Why It's Relevant Today

The new Gang Suppression Force faces similar challenges: can external military force build lasting state capacity, or does it merely delay the same underlying collapse?

US Occupation of Haiti (1915-1934)

July 1915 - August 1934

What Happened

After political instability and the lynching of President Vilbrun Guillaume Sam, US Marines occupied Haiti for 19 years.

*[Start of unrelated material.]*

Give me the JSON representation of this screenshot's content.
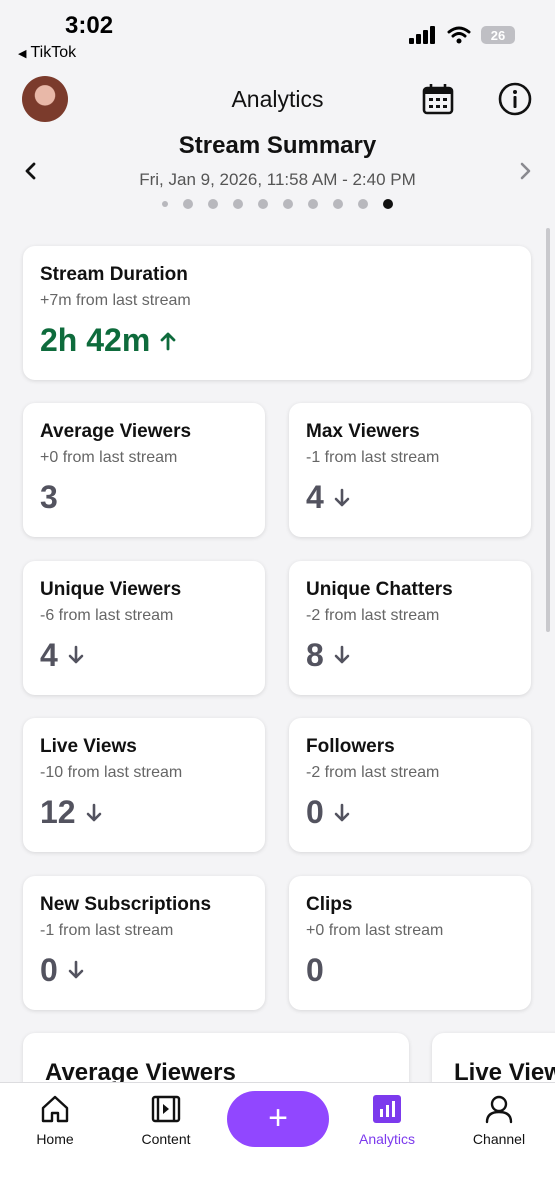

The occupation took control of Haiti's finances, built infrastructure, and installed compliant governments, while suppressing a peasant insurgency that killed thousands.

Outcome

Short Term

The US stabilized Haitian finances and built roads and hospitals while centralizing power in Port-au-Prince.

Long Term

The occupation entrenched a pattern of foreign intervention, weakened provincial governance, and left deep resentment that shapes Haitian politics today.

Why It's Relevant Today

Current international involvement—US-backed prime minister, UN-authorized force, visa sanctions on political figures—echoes a century of external actors shaping Haitian governance without creating durable institutions.

Somalia State Collapse (1991-present)

January 1991 - present

What Happened

The fall of dictator Siad Barre left Somalia without a functioning central government for decades. Armed factions controlled territory, the African Union deployed peacekeepers, and a transitional federal government struggled for legitimacy while warlords held real power.

Outcome

Short Term

Multiple failed international interventions, including the 1993 US withdrawal after the Black Hawk Down incident, and years of humanitarian catastrophe.

Long Term

Somalia gradually rebuilt fragmented state authority but remains fragile 30+ years later. Al-Shabaab controls significant territory. The precedent warns that state collapse can persist for generations.

Why It's Relevant Today

Haiti risks a similar trajectory: gang coalitions controlling territory, external forces unable to impose order, and a government that exists on paper but lacks effective sovereignty.